You should keep your knees bent and your upper body stationary, no bobbing up/down as you dance. Your arms and hands should be the only parts of your upper body moving because the story is in the hands.
kaholo: this is similar to a “grapevine” step minus the vine! You take two steps to the right, then two steps to the left, 4 beats in each direction. The feet remain in a straight line. You take normal steps when doing this move, but when you bring one foot to the side of the other, your feet should be no farther apart than the width of a can of Spam!
hela: this move is done in place, pointing your right foot forward at a 45-degree angle as you sway to the left, then the left foot forward at a 45-degree angle as you sway to the right. This is the standard hela, and the sway is noticeable but gentle. There’s also a moving hela, with a wider swaying motion, and the feet are farther apart when they are pointed forward. Whether standard or moving, you always return to your original starting point.
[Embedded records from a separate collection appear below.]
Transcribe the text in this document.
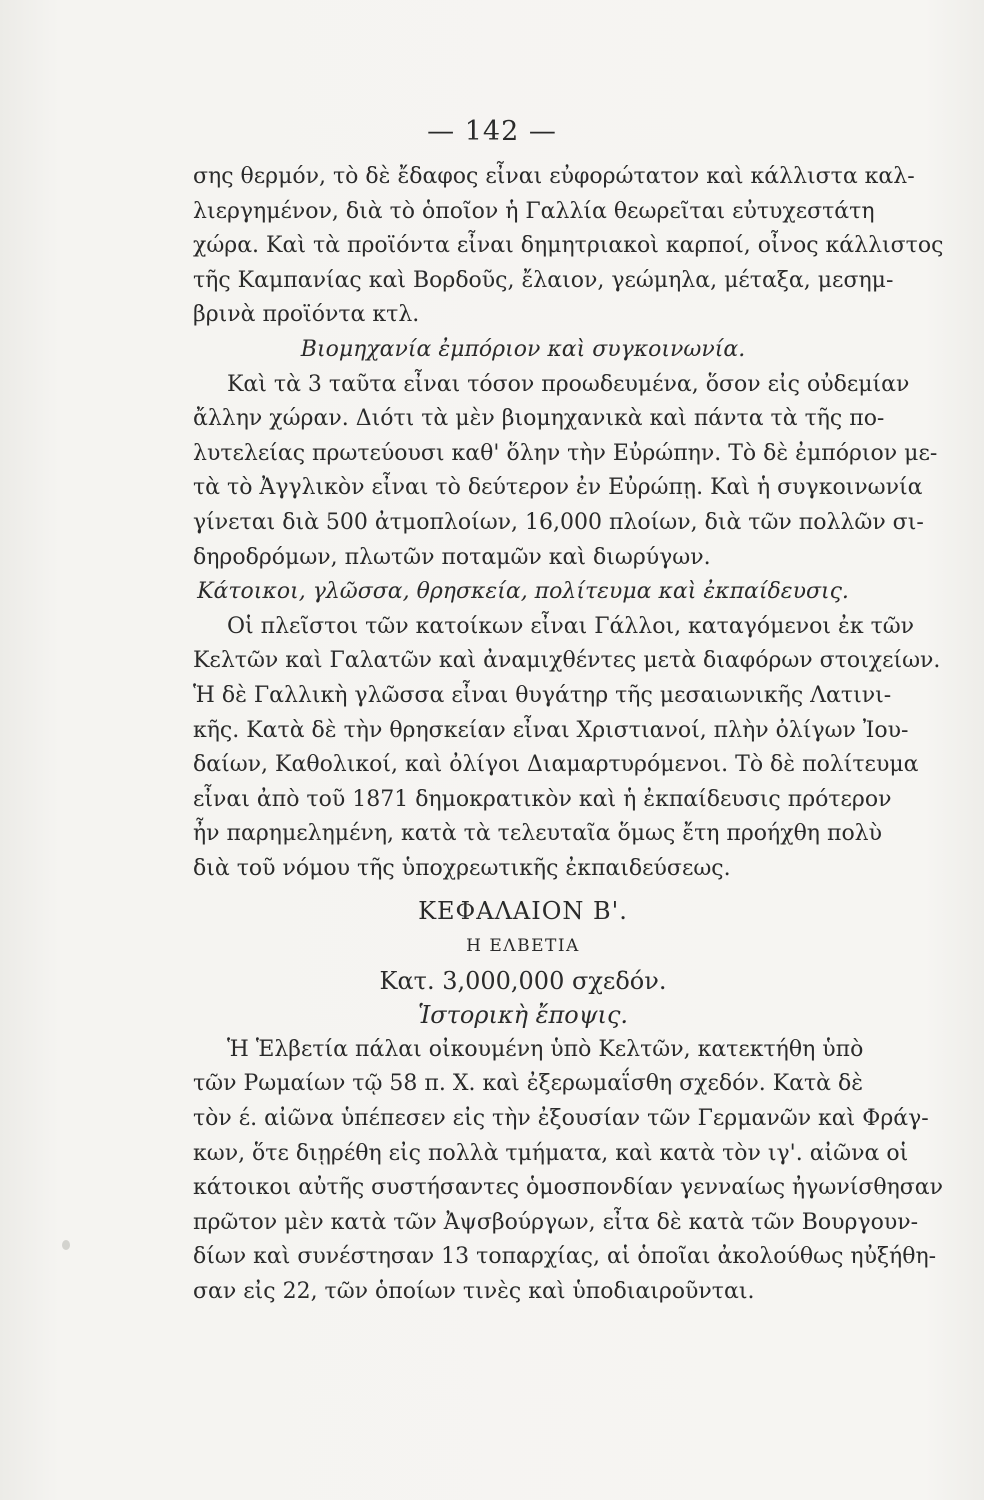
— 142 —
σης θερμόν, τὸ δὲ ἔδαφος εἶναι εὐφορώτατον καὶ κάλλιστα καλ-
λιεργημένον, διὰ τὸ ὁποῖον ἡ Γαλλία θεωρεῖται εὐτυχεστάτη
χώρα. Καὶ τὰ προϊόντα εἶναι δημητριακοὶ καρποί, οἶνος κάλλιστος
τῆς Καμπανίας καὶ Βορδοῦς, ἔλαιον, γεώμηλα, μέταξα, μεσημ-
βρινὰ προϊόντα κτλ.
Βιομηχανία ἐμπόριον καὶ συγκοινωνία.
Καὶ τὰ 3 ταῦτα εἶναι τόσον προωδευμένα, ὅσον εἰς οὐδεμίαν
ἄλλην χώραν. Διότι τὰ μὲν βιομηχανικὰ καὶ πάντα τὰ τῆς πο-
λυτελείας πρωτεύουσι καθ' ὅλην τὴν Εὐρώπην. Τὸ δὲ ἐμπόριον με-
τὰ τὸ Ἀγγλικὸν εἶναι τὸ δεύτερον ἐν Εὐρώπῃ. Καὶ ἡ συγκοινωνία
γίνεται διὰ 500 ἀτμοπλοίων, 16,000 πλοίων, διὰ τῶν πολλῶν σι-
δηροδρόμων, πλωτῶν ποταμῶν καὶ διωρύγων.
Κάτοικοι, γλῶσσα, θρησκεία, πολίτευμα καὶ ἐκπαίδευσις.
Οἱ πλεῖστοι τῶν κατοίκων εἶναι Γάλλοι, καταγόμενοι ἐκ τῶν
Κελτῶν καὶ Γαλατῶν καὶ ἀναμιχθέντες μετὰ διαφόρων στοιχείων.
Ἡ δὲ Γαλλικὴ γλῶσσα εἶναι θυγάτηρ τῆς μεσαιωνικῆς Λατινι-
κῆς. Κατὰ δὲ τὴν θρησκείαν εἶναι Χριστιανοί, πλὴν ὀλίγων Ἰου-
δαίων, Καθολικοί, καὶ ὀλίγοι Διαμαρτυρόμενοι. Τὸ δὲ πολίτευμα
εἶναι ἀπὸ τοῦ 1871 δημοκρατικὸν καὶ ἡ ἐκπαίδευσις πρότερον
ἦν παρημελημένη, κατὰ τὰ τελευταῖα ὅμως ἔτη προήχθη πολὺ
διὰ τοῦ νόμου τῆς ὑποχρεωτικῆς ἐκπαιδεύσεως.
ΚΕΦΑΛΑΙΟΝ Β'.
Η ΕΛΒΕΤΙΑ
Κατ. 3,000,000 σχεδόν.
Ἱστορικὴ ἔποψις.
Ἡ Ἑλβετία πάλαι οἰκουμένη ὑπὸ Κελτῶν, κατεκτήθη ὑπὸ
τῶν Ρωμαίων τῷ 58 π. Χ. καὶ ἐξερωμαΐσθη σχεδόν. Κατὰ δὲ
τὸν έ. αἰῶνα ὑπέπεσεν εἰς τὴν ἐξουσίαν τῶν Γερμανῶν καὶ Φράγ-
κων, ὅτε διῃρέθη εἰς πολλὰ τμήματα, καὶ κατὰ τὸν ιγ'. αἰῶνα οἱ
κάτοικοι αὐτῆς συστήσαντες ὁμοσπονδίαν γενναίως ἠγωνίσθησαν
πρῶτον μὲν κατὰ τῶν Ἀψσβούργων, εἶτα δὲ κατὰ τῶν Βουργουν-
δίων καὶ συνέστησαν 13 τοπαρχίας, αἱ ὁποῖαι ἀκολούθως ηὐξήθη-
σαν εἰς 22, τῶν ὁποίων τινὲς καὶ ὑποδιαιροῦνται.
ʽuwehe (ʽuehe): this is probably the hardest step. You step in place with your right foot, then raise both heels and “pop” your knees out to either side. Then step in place with the left foot, raise both heels, and pop your knees to the side. (In the ancient version of the ʽuwehe, the knees pop forward rather than to the sides.) The ʽuwehe knee movement should be strong enough to noticeably move your skirt.
ʽami: this is a circular hip motion to either the right or the left. You make a full circle with your hips; it is not a swaying from side to side.
Other important words in hula:
imua — move forward
ihope — move backward
ʻākau — go right
hema — go left
huli — turn
i lalo — go lower
i luna — rise up
hana hou — do it again
lava — stop
The word you most want to hear from your kumu is maikaʽi — good!